Orrec rentra en début d’après-midi à Galvamand et le passemestre revint dans la salle de réception où les visiteurs accoururent pour saluer Galva, le Lecteur. Il fallut apporter des chaises et des bancs pour les commerçants, magistrats, maires des quartiers de la ville et membres du Conseil. Ista dit que c’était comme au bon vieux temps mais elle dut aller emprunter des coupes pour offrir de l’eau de la fontaine de l’oracle à ses hôtes. La maison de Cammand offrit cinquante lourds gobelets de verre de la part d’Ennulo Cam, la femme de Sulsem Cam qui dit par ses deux garçons que c’était un présent de leur famille pour la maison sacrée de la fontaine.

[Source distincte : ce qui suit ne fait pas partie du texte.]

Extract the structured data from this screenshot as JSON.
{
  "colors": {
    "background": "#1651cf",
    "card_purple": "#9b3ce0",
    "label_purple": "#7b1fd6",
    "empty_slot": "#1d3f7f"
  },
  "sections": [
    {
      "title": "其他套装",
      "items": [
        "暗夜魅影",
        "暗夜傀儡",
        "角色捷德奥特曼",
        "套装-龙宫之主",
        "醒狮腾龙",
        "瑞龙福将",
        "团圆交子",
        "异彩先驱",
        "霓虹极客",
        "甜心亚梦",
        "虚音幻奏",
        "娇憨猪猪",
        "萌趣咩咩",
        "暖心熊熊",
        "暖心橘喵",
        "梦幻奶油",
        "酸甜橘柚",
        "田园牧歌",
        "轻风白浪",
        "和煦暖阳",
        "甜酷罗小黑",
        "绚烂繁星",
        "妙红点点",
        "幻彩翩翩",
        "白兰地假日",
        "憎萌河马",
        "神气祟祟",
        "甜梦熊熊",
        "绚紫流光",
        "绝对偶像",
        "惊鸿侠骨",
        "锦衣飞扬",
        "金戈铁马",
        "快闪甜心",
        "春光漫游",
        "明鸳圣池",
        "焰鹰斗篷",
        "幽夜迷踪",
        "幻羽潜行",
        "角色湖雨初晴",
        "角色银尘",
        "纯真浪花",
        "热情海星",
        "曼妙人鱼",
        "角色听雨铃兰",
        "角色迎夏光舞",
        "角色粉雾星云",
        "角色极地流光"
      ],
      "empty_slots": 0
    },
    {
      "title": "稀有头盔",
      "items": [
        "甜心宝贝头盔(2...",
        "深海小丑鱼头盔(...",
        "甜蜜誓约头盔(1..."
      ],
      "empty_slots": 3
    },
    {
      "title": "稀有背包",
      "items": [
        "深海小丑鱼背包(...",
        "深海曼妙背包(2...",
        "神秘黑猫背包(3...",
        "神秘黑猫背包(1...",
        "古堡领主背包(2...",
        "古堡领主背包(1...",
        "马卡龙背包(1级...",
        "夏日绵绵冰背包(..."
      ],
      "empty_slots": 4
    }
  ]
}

Orrec dut raconter ce qui s’était passé à l’hôtel de ville, et dit encore qu’Iddor avait fait torturer son père et sa maîtresse ansulienne pour le plaisir. « — Où est-il passé celui-là avec ses toques rouges ? » demanda une femme. Elle avait raison car les citoyens qui avaient fouillés partout dans l’hôtel de ville l’avaient retrouvé caché avec trois prêtres dans un petit grenier à la base de la coupole. Les officiers les avaient fait descendre et enfermés au sous-sol dans la salle de torture où Iorath et Tirio avaient passé la nuit. Là où Sulter Galva était resté un an. Gry revint avec Sheta qui à sa demande fit sa révérence au passemestre et reçut une friandise. Les visiteurs se levèrent et chacun remercia Orrec. Ils bénirent ensuite le Seigneur des Sources et des Eaux et ils se baissèrent pour effleurer la pierre du seuil en partant.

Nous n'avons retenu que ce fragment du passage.